Bourbon County Brand Reserve Stout
- The beer was aged in 12 year old Elijah Craig bourbon barrels.
Borubon County Brand Neopolitin Stout
- A new variant for the brand. This beer was aged in bourbon barrels and blended with strawberry puree, chocolate, vanilla and lactose.
Bourbon County Brand Proprietors Stout
- Typically only released in the Chicago market, this beer is aged in bourbon barrels with cocoa nibs and chocolate added.
Bourbon County Brand Bramble Rye Stout
- Aged in rye whiskey barrels and blended with raspberries and blackberries.
Bourbon County Brand Vanilla Stout
- Aged in bourbon barrels with vanilla beans.
Bourbon County Brand Horchata Stout
- Another new variant, aged in bourbon barrels and flavored with Ceylon cinnamon, vanilla and lactose.
Bourbon County Brand Wheatwine
- This could possibly be replacing the barleywine this year, a simliar beer but with a higher wheat content.
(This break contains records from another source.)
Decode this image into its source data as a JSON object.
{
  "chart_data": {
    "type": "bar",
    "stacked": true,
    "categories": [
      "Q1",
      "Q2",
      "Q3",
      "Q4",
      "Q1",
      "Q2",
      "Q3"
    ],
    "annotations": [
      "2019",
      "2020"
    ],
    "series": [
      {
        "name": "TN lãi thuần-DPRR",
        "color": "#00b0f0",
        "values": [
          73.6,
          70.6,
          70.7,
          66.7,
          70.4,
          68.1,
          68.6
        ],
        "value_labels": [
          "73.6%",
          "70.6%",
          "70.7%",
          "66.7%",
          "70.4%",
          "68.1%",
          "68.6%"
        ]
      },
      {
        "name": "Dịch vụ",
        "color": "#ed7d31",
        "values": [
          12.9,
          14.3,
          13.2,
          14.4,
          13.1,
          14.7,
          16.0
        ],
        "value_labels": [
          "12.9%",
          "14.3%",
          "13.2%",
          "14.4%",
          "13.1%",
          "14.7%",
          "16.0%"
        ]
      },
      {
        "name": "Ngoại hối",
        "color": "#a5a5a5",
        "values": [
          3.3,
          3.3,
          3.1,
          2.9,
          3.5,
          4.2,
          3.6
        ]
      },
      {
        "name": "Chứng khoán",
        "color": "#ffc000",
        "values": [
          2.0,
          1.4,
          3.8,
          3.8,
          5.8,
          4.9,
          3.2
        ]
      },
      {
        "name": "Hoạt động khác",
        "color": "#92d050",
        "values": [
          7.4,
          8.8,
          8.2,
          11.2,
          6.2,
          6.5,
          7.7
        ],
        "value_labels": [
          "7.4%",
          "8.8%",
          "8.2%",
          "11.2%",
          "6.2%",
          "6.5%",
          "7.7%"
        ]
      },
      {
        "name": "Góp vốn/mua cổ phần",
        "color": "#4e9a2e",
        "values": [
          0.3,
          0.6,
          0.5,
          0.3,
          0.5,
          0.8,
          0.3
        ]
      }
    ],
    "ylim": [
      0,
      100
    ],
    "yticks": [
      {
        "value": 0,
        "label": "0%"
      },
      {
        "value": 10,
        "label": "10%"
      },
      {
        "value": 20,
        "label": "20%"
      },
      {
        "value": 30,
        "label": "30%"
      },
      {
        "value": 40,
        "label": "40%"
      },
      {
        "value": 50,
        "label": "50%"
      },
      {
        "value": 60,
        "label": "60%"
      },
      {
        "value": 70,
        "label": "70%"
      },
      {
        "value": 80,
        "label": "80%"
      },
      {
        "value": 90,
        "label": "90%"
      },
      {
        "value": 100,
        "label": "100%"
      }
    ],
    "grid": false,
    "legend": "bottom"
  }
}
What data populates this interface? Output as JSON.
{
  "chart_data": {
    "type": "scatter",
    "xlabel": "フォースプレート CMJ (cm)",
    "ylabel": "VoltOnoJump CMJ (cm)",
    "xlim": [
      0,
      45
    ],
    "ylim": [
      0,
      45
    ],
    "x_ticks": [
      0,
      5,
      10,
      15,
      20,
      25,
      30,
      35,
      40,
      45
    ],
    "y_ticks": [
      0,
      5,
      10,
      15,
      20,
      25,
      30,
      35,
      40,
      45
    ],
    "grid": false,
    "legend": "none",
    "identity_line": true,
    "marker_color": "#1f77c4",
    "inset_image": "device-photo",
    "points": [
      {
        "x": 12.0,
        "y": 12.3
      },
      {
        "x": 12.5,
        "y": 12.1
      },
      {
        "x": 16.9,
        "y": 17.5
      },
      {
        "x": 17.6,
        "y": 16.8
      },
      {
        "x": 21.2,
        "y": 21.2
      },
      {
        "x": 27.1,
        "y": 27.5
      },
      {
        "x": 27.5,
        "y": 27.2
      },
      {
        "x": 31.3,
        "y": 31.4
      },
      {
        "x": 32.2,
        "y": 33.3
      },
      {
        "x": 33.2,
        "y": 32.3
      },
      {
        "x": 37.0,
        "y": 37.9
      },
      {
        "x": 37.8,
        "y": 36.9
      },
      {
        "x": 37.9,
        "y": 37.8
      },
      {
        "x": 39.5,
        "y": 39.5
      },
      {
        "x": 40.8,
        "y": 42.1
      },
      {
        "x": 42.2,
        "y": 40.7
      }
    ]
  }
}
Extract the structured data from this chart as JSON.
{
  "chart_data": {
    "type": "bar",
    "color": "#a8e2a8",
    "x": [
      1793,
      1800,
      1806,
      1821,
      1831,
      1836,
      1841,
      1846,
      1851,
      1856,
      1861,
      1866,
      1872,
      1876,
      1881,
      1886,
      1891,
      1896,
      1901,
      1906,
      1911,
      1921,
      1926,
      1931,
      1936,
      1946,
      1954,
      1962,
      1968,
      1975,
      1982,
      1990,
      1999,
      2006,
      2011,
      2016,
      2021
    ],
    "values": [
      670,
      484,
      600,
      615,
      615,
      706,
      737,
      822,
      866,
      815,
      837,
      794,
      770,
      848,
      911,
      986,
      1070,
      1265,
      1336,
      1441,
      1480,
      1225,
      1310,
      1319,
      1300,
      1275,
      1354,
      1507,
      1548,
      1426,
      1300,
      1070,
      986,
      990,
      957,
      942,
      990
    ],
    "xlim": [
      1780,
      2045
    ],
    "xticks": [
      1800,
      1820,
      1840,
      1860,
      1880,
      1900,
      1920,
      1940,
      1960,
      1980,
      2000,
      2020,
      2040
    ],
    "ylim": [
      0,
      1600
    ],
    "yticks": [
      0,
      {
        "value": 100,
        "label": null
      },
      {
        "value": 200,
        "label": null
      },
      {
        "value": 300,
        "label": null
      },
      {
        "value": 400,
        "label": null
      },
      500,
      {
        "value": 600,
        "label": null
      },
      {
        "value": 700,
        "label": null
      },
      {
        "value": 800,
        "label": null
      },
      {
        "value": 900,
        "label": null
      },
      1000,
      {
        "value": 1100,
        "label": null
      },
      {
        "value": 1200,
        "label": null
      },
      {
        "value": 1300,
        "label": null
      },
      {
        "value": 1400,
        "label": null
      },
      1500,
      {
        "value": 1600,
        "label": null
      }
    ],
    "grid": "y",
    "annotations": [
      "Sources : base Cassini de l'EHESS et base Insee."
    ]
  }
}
About Bourbon County Brand Stout
This beer from Chicago’s Goose Island is known for being the first commercially available bourbon barrel aged stout. The beer was first released in 1995 and has followed it up with an extremely successful run of annual releases since. The idea of barrel aging beers commercially has grown and spread to thousands of breweries since Goose Island first released the beer, and their practices of how to do so have become commonplace in the industry.
I’m not going to really dig into this beer to deeply (right now… it would be a fun topic at some point, though). If you want to know more there are few better places to turn than All About Beer, where Jeff Alworth wrote up a pretty fantastic piece about the beer back in 2016.
Needless to say, regardless of who now owns the Goose Island Brewery (AB-InBev) the beer itself has an important place in the history of craft beer in the United States.